Aside from Luxembourg, the commission had also previously requested an overview of tax rulings in Cyprus, Ireland, Malta, the Netherlands and the UK.

Other requests had also been made to other member states on their intellectual property taxation regimes known as "patent boxes".

But on Wednesday, the Brussels-executive decided to extend its information requests to all 28 member states with firms dating from 2010 until 2013.

“We insisted that it should be a global level field and we are now very happy that now this level field has been reached,” said Bettel.

Pressure had also intensified on the Grand Duchy to come clean in the wake of leaked documents in November showcasing how Luxembourg’s government had manipulated tax rules to attract companies from around the world.

The 28,000 documents disclosed that some of the companies were paying less than 1 percent tax, draining national coffers elsewhere.

The disclosures are also politically sensitive because many of the tax avoidance deals were struck while EU commission president Jean-Claude Juncker was Luxembourg’s prime minister and finance minister.

The commission, for its part, had already launched probes into whether US retailer Amazon and a unit of Italian carmaker Fiat were receiving unfair state aid by exploiting the Grand Duchy’s tax loopholes.

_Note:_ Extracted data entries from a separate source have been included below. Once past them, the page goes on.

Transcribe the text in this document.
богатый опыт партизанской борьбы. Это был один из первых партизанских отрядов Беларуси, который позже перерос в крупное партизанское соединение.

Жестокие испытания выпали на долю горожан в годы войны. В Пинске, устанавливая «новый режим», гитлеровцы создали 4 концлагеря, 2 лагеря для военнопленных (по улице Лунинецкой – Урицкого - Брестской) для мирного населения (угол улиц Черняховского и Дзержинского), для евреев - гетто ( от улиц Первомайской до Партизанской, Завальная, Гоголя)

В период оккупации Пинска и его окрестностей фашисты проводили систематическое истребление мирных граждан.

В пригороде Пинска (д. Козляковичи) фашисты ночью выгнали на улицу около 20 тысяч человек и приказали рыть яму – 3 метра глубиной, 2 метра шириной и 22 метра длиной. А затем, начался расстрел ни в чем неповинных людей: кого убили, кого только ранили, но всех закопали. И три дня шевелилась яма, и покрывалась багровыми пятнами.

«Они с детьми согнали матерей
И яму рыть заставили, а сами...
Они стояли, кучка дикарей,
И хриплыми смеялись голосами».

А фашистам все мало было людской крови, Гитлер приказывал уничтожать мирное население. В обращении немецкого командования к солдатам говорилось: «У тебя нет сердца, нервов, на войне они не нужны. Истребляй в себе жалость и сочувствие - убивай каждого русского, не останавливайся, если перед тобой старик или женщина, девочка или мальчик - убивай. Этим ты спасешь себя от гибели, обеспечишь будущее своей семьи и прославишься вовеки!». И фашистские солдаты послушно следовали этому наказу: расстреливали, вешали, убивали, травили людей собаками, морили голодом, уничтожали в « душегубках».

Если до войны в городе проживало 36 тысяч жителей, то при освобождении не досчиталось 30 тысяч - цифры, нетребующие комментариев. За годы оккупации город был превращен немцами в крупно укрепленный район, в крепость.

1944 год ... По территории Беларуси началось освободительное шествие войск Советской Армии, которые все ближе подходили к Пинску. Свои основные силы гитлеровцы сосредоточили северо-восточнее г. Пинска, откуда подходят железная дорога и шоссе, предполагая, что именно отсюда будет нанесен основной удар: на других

EU’s competition commissioner Margrethe Vestager said she was pleased to hear Bettel’s government now intends to give the commission information on its tax rulings practice and patent box schemes.

“They will now provide the Commission with all the requested information outstanding,” she said.

Luxembourg had initially refused to give the commission information on its patent box scheme, including the details of the 100 largest companies falling under the regime.

They had also refused to give specific details on tax rulings for the years 2010, 2011, and 2012.